Pay attention to the charges. Though state attorney Dave Aronberg and Martin County Sheriff William Snyder are still hammering the narrative of “human trafficking,” only one human trafficking charge has been brought: against a woman also accused of engaging in prostitution herself. According to a Thursday press release from the Vero Beach Police Department, after six months of investigation there are only two “confirmed” victims. Snyder told the Times, “I don’t believe [the women] were told they were going to work in massage parlors,” a disconcertingly equivocal statement from someone who’s been working on the case for months. Snyder also said that only one woman was still in contact with the police and that the others refused to talk—yet he maintained the effort had been “a rescue operation.” Judging by the charges, it’s a fairly routine prostitution bust.

Look for the workers’ voices. For almost a week, we’ve heard only from police and never from the alleged victims. Without statements from the women in question or the lawyers representing them, we can’t obtain meaningful information about the working conditions in the location Kraft visited (or anywhere else). Nor can we know if women were “lured” into the work through promises of a very different job or if they knew what they’d be doing in advance, if they were held as captives or if they engaged with their surrounding community as much or as little as they cared to. Unfortunately, these details may never come to light. Now that police and immigration authorities are involved, the women are highly incentivized to choose a “victim” status over that of intentional lawbreaker. Because the work is criminalized, they have no third option. Police Chief David Currey said as much on the day the news broke: "some of them may tell us they're OK, but they're not… even though we may have charges on some of them, we'd rather them be victims." (At least five women so far have been charged with prostitution.)

Think critically about law enforcement’s tactics. Police installed hidden cameras in the Jupiter massage parlor Kraft visited by fabricating a bomb threat. Officers also visited the spas undercover as paying clients to receive massages from women who allegedly offered them more intimate contact.

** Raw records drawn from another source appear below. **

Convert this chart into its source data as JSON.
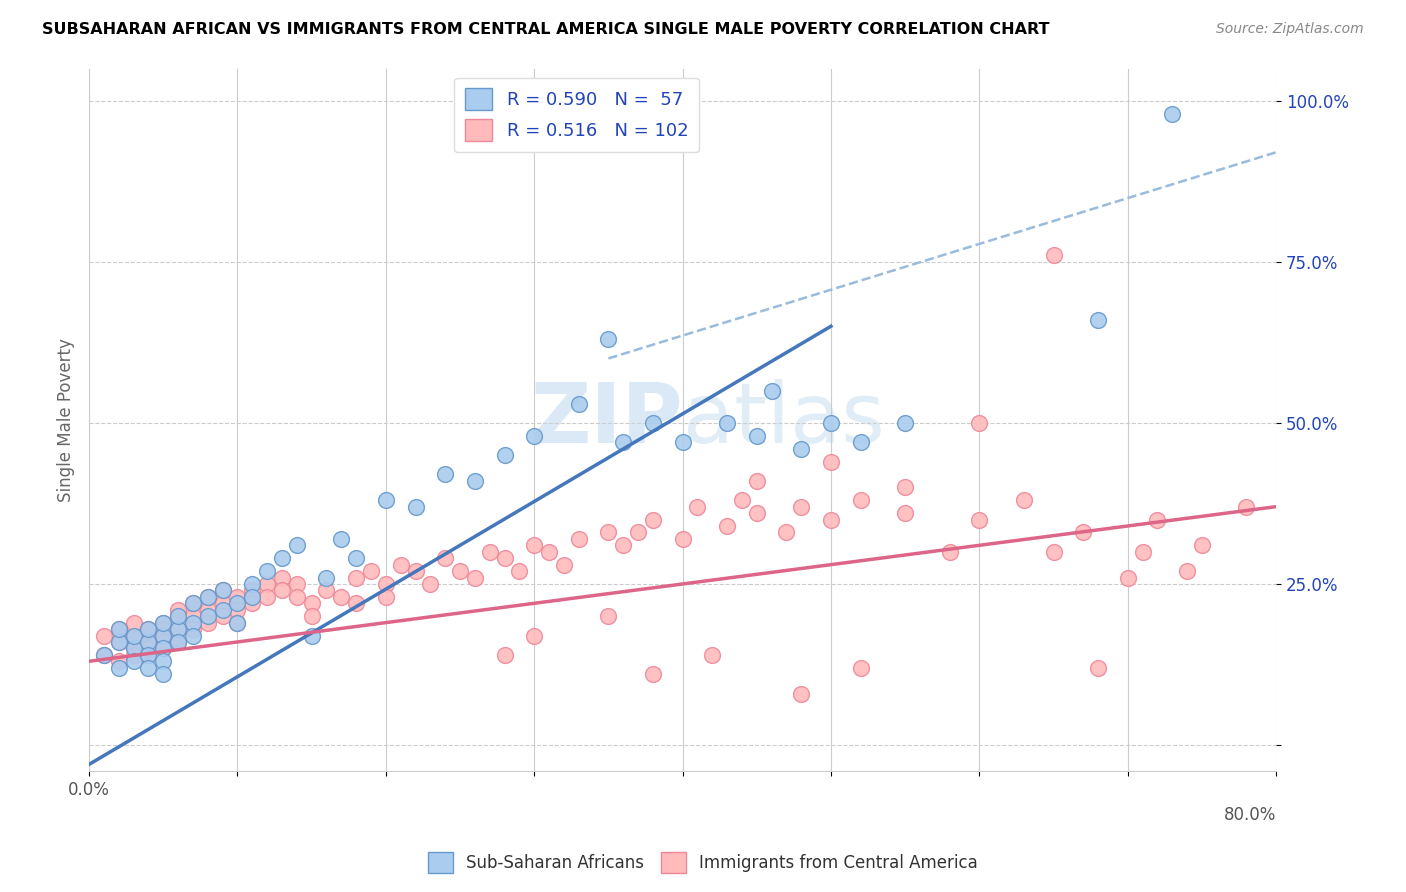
{
  "title": "SUBSAHARAN AFRICAN VS IMMIGRANTS FROM CENTRAL AMERICA SINGLE MALE POVERTY CORRELATION CHART",
  "source": "Source: ZipAtlas.com",
  "ylabel": "Single Male Poverty",
  "xmin": 0.0,
  "xmax": 0.8,
  "ymin": -0.04,
  "ymax": 1.05,
  "yticks": [
    0.0,
    0.25,
    0.5,
    0.75,
    1.0
  ],
  "ytick_labels": [
    "",
    "25.0%",
    "50.0%",
    "75.0%",
    "100.0%"
  ],
  "xticks": [
    0.0,
    0.1,
    0.2,
    0.3,
    0.4,
    0.5,
    0.6,
    0.7,
    0.8
  ],
  "blue_R": 0.59,
  "blue_N": 57,
  "pink_R": 0.516,
  "pink_N": 102,
  "blue_scatter_color_face": "#aaccee",
  "blue_scatter_color_edge": "#6699cc",
  "pink_scatter_color_face": "#ffbbbb",
  "pink_scatter_color_edge": "#ee8899",
  "blue_line_color": "#4477bb",
  "pink_line_color": "#dd6688",
  "dashed_line_color": "#99bbdd",
  "legend_text_color": "#2244bb",
  "legend_N_color": "#cc2222",
  "grid_color": "#cccccc",
  "watermark_color": "#cce0f5",
  "blue_scatter_x": [
    0.01,
    0.02,
    0.02,
    0.02,
    0.03,
    0.03,
    0.03,
    0.04,
    0.04,
    0.04,
    0.04,
    0.05,
    0.05,
    0.05,
    0.05,
    0.05,
    0.06,
    0.06,
    0.06,
    0.07,
    0.07,
    0.07,
    0.08,
    0.08,
    0.09,
    0.09,
    0.1,
    0.1,
    0.11,
    0.11,
    0.12,
    0.13,
    0.14,
    0.15,
    0.16,
    0.17,
    0.18,
    0.2,
    0.22,
    0.24,
    0.26,
    0.28,
    0.3,
    0.33,
    0.36,
    0.38,
    0.4,
    0.43,
    0.46,
    0.5,
    0.52,
    0.55,
    0.45,
    0.48,
    0.35,
    0.68,
    0.73
  ],
  "blue_scatter_y": [
    0.14,
    0.16,
    0.12,
    0.18,
    0.15,
    0.17,
    0.13,
    0.16,
    0.14,
    0.18,
    0.12,
    0.17,
    0.15,
    0.13,
    0.19,
    0.11,
    0.18,
    0.16,
    0.2,
    0.19,
    0.22,
    0.17,
    0.2,
    0.23,
    0.21,
    0.24,
    0.22,
    0.19,
    0.25,
    0.23,
    0.27,
    0.29,
    0.31,
    0.17,
    0.26,
    0.32,
    0.29,
    0.38,
    0.37,
    0.42,
    0.41,
    0.45,
    0.48,
    0.53,
    0.47,
    0.5,
    0.47,
    0.5,
    0.55,
    0.5,
    0.47,
    0.5,
    0.48,
    0.46,
    0.63,
    0.66,
    0.98
  ],
  "pink_scatter_x": [
    0.01,
    0.01,
    0.02,
    0.02,
    0.02,
    0.03,
    0.03,
    0.03,
    0.03,
    0.04,
    0.04,
    0.04,
    0.04,
    0.05,
    0.05,
    0.05,
    0.05,
    0.05,
    0.06,
    0.06,
    0.06,
    0.06,
    0.07,
    0.07,
    0.07,
    0.08,
    0.08,
    0.08,
    0.09,
    0.09,
    0.09,
    0.1,
    0.1,
    0.1,
    0.11,
    0.11,
    0.12,
    0.12,
    0.13,
    0.13,
    0.14,
    0.14,
    0.15,
    0.15,
    0.16,
    0.17,
    0.18,
    0.18,
    0.19,
    0.2,
    0.2,
    0.21,
    0.22,
    0.23,
    0.24,
    0.25,
    0.26,
    0.27,
    0.28,
    0.29,
    0.3,
    0.31,
    0.32,
    0.33,
    0.35,
    0.36,
    0.37,
    0.38,
    0.4,
    0.41,
    0.43,
    0.44,
    0.45,
    0.47,
    0.48,
    0.5,
    0.52,
    0.55,
    0.58,
    0.6,
    0.63,
    0.65,
    0.67,
    0.7,
    0.72,
    0.75,
    0.78,
    0.6,
    0.45,
    0.5,
    0.55,
    0.65,
    0.38,
    0.42,
    0.48,
    0.52,
    0.35,
    0.3,
    0.28,
    0.68,
    0.71,
    0.74
  ],
  "pink_scatter_y": [
    0.17,
    0.14,
    0.16,
    0.13,
    0.18,
    0.15,
    0.17,
    0.14,
    0.19,
    0.16,
    0.14,
    0.18,
    0.15,
    0.19,
    0.17,
    0.15,
    0.18,
    0.16,
    0.2,
    0.18,
    0.16,
    0.21,
    0.2,
    0.18,
    0.22,
    0.21,
    0.19,
    0.23,
    0.22,
    0.2,
    0.24,
    0.23,
    0.21,
    0.19,
    0.24,
    0.22,
    0.25,
    0.23,
    0.26,
    0.24,
    0.25,
    0.23,
    0.22,
    0.2,
    0.24,
    0.23,
    0.26,
    0.22,
    0.27,
    0.25,
    0.23,
    0.28,
    0.27,
    0.25,
    0.29,
    0.27,
    0.26,
    0.3,
    0.29,
    0.27,
    0.31,
    0.3,
    0.28,
    0.32,
    0.33,
    0.31,
    0.33,
    0.35,
    0.32,
    0.37,
    0.34,
    0.38,
    0.36,
    0.33,
    0.37,
    0.35,
    0.38,
    0.36,
    0.3,
    0.35,
    0.38,
    0.3,
    0.33,
    0.26,
    0.35,
    0.31,
    0.37,
    0.5,
    0.41,
    0.44,
    0.4,
    0.76,
    0.11,
    0.14,
    0.08,
    0.12,
    0.2,
    0.17,
    0.14,
    0.12,
    0.3,
    0.27
  ],
  "blue_line_x": [
    0.0,
    0.5
  ],
  "blue_line_y": [
    -0.03,
    0.65
  ],
  "dashed_line_x": [
    0.35,
    0.8
  ],
  "dashed_line_y": [
    0.6,
    0.92
  ],
  "pink_line_x": [
    0.0,
    0.8
  ],
  "pink_line_y": [
    0.13,
    0.37
  ]
}
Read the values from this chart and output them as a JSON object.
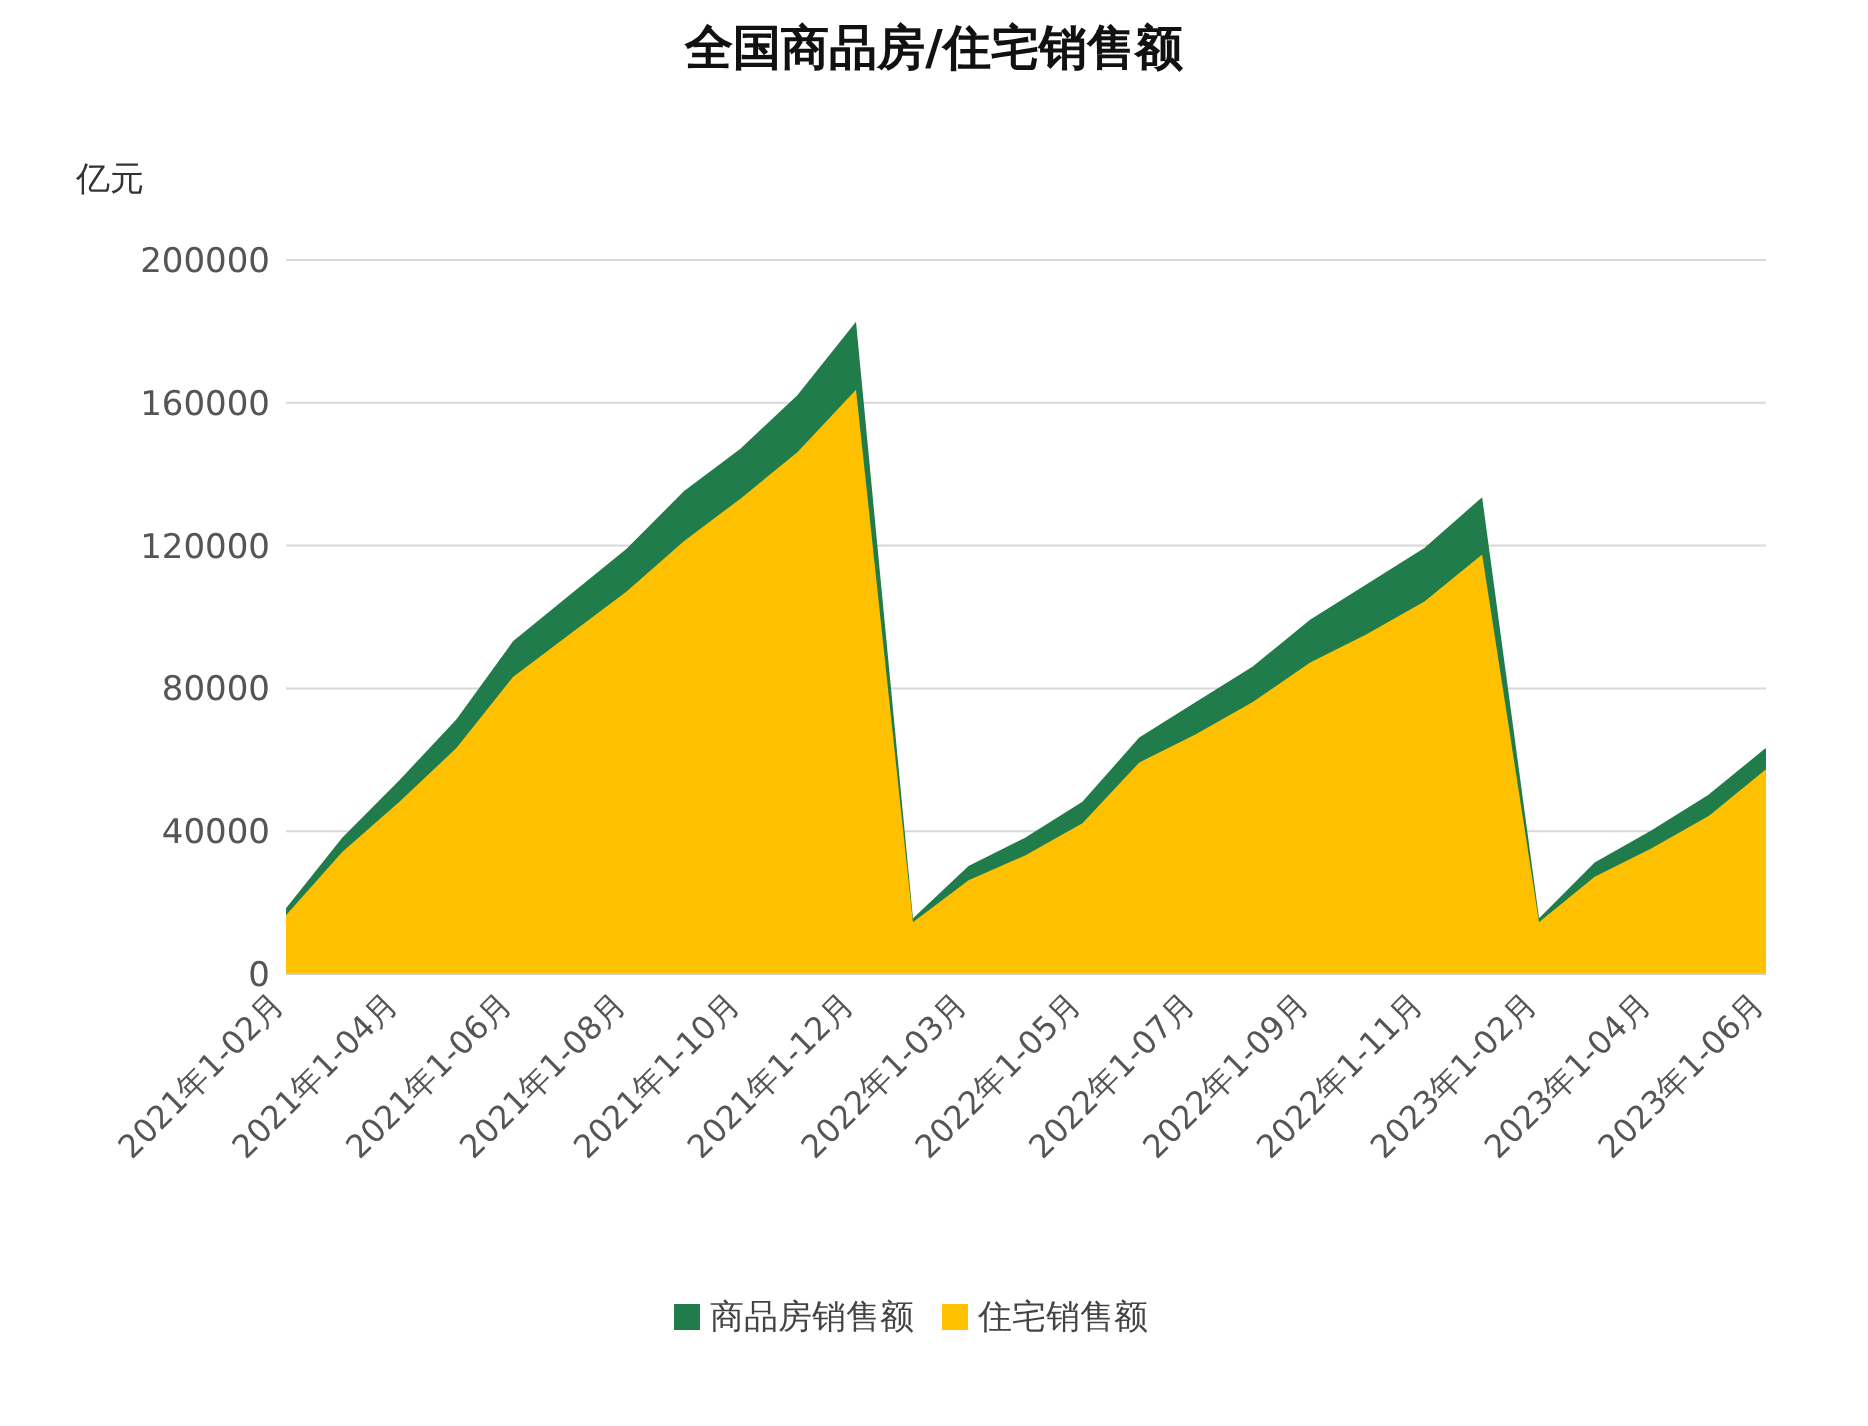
{
  "chart_data": {
    "type": "area",
    "title": "全国商品房/住宅销售额",
    "ylabel": "亿元",
    "categories": [
      "2021年1-02月",
      null,
      "2021年1-04月",
      null,
      "2021年1-06月",
      null,
      "2021年1-08月",
      null,
      "2021年1-10月",
      null,
      "2021年1-12月",
      null,
      "2022年1-03月",
      null,
      "2022年1-05月",
      null,
      "2022年1-07月",
      null,
      "2022年1-09月",
      null,
      "2022年1-11月",
      null,
      "2023年1-02月",
      null,
      "2023年1-04月",
      null,
      "2023年1-06月"
    ],
    "series": [
      {
        "name": "商品房销售额",
        "color": "#217c4c",
        "values": [
          18000,
          38000,
          54000,
          71000,
          93000,
          106000,
          119000,
          135000,
          147000,
          162000,
          182000,
          15000,
          30000,
          38000,
          48000,
          66000,
          76000,
          86000,
          99000,
          109000,
          119000,
          133000,
          15000,
          31000,
          40000,
          50000,
          63000
        ]
      },
      {
        "name": "住宅销售额",
        "color": "#ffc000",
        "values": [
          16000,
          34000,
          48000,
          63000,
          83000,
          95000,
          107000,
          121000,
          133000,
          146000,
          163000,
          14000,
          26000,
          33000,
          42000,
          59000,
          67000,
          76000,
          87000,
          95000,
          104000,
          117000,
          14000,
          27000,
          35000,
          44000,
          57000
        ]
      }
    ],
    "ylim": [
      0,
      200000
    ],
    "yticks": [
      0,
      40000,
      80000,
      120000,
      160000,
      200000
    ],
    "grid": "y",
    "legend": "bottom"
  }
}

The public is being asked to believe, then, that police sincerely regarded these women as “sex slaves,” yet didn’t hesitate to give them the traumatizing impression that their workplace, which may have doubled as their home, might be bombed. Police also had no moral or ethical qualms about receiving massages from these “malnourished” victims while undercover. Given the high-profile nature of the case, it’s entirely plausible that the hidden-camera footage will one day be made public, thereby outing women who were allegedly forced into having the sex caught on film—but police haven’t seemed worried about that, either.

This is an outrageous and wholly unnecessary degree of surveillance if the motivating concern is labor violations. As sex-worker rights activist Kate D’adamo observed, “There was no need to do a six month John sting. There is no need to touch anyone in a trafficking investigation.” The presence or absence of trafficking is not predicated on the presence or absence of commercial sex. Nothing about the conduct of the cops indicates knowledge of the best practices devised by trafficking survivors and service providers, which suggests, again, that this was a typical prostitution bust undertaken without serious consideration of what trafficked workers actually need. When images of the “care package” workers were said to receive hit Twitter, sex workers online were quick to note that police included an (English language) Christian pamphlet among the toiletries—a detail that attests to the ineptitude and cluelessness of those handling the case.

“It’s very safe to say without any hyperbole that this is the tip of the tip of the iceberg,” Sheriff Snyder said on Thursday, with maximum hyperbole. If it takes the police six months to locate two actual victims, we’ll be waiting a very long time for them to get to that totally real, non-exaggerated iceberg. Perhaps by then we'll be willing to have the "real conversation about human trafficking" that Aronberg claimed to be so desperate for in a press conference on Monday, though it's unlikely that police and prosecutors will ever be the ones to start it.